Equation of common tangent(s) of x^2-y^2 = 12 and xy = 8 is (are)???
Answers
equation of curves are ; x² - y² = 12 and xy = 8
we have to find common tangents.
let y = mx + c is the common tangent of given curves.

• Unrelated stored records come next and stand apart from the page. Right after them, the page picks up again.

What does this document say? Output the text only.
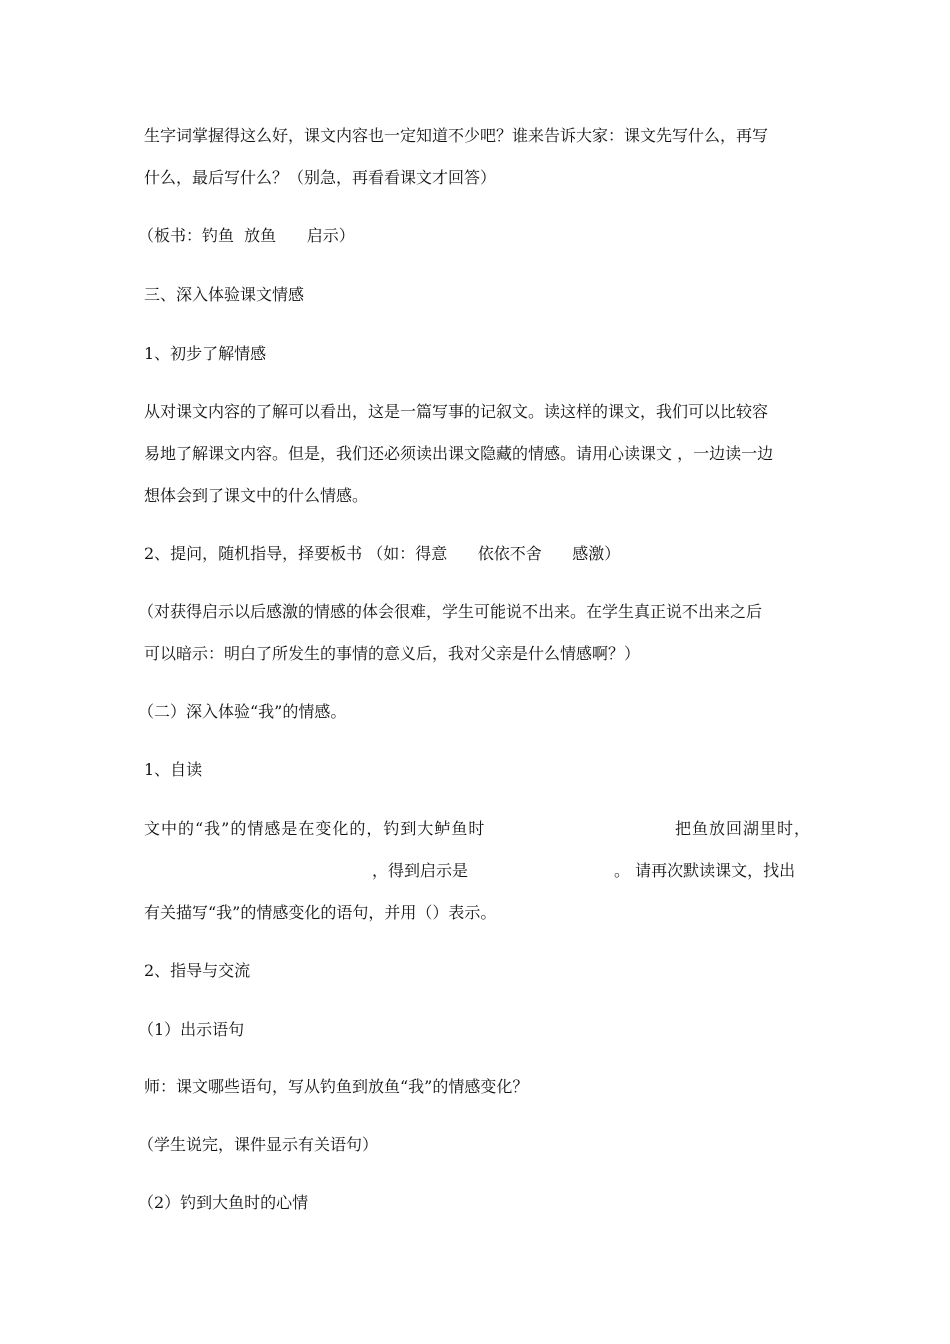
生字词掌握得这么好，课文内容也一定知道不少吧？谁来告诉大家：课文先写什么，再写

什么，最后写什么？（别急，再看看课文才回答）

（板书：钓鱼  放鱼      启示）

三、深入体验课文情感

1、初步了解情感

从对课文内容的了解可以看出，这是一篇写事的记叙文。读这样的课文，我们可以比较容

易地了解课文内容。但是，我们还必须读出课文隐藏的情感。请用心读课文 ，一边读一边

想体会到了课文中的什么情感。

2、提问，随机指导，择要板书 （如：得意      依依不舍      感激）

（对获得启示以后感激的情感的体会很难，学生可能说不出来。在学生真正说不出来之后

可以暗示：明白了所发生的事情的意义后，我对父亲是什么情感啊？）

（二）深入体验“我”的情感。

1、自读

文中的“我”的情感是在变化的，钓到大鲈鱼时	把鱼放回湖里时，

，得到启示是	。 请再次默读课文，找出

有关描写“我”的情感变化的语句，并用（）表示。

2、指导与交流

（1）出示语句

师：课文哪些语句，写从钓鱼到放鱼“我”的情感变化？

（学生说完，课件显示有关语句）

（2）钓到大鱼时的心情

so, it satisfies both the curves.
x(mx + c) = 8
⇒mx² + cx - 8 = 0
Discriminant = c² + 4(-8)m = 0
or, c² - 32m = 0 ......(1)
again, x² - (mx + c)² = 12
⇒x² - m²x² - c² - 2mcx = 12
⇒(1 - m²)x² - 2mcx - c² - 12 = 0
so, discriminant = (-2mc)² -4{-(c² + 12)(1-m²)} = 0
or, 4m²c² + 4(c² + 12)(1 - m²) = 0
or, m²c² + c² - c²m² + 12 - 12m² = 0
or, c² + 12 - 12m² = 0......(2)
from equations (1) and (2),
32m + 12 - 12m² = 0
or, 12m² - 32m - 12 = 0
or, 3m² - 8m - 3 = 0
or, 3m² - 9m + m - 3 = 0
or, 3m(m - 3) + (m - 3) = 0
or, (3m + 1)(m - 3) = 0
or, m = 3, -1/3
and c² = 32m = 96, but c² ≠ -32/3
so, m ≠ -1/3
c² = 96 ⇒c = ±4√6
hence, equation of common tangents are y = 3x + 4√6 and y = 3x - 4√6 are common tangents of curves.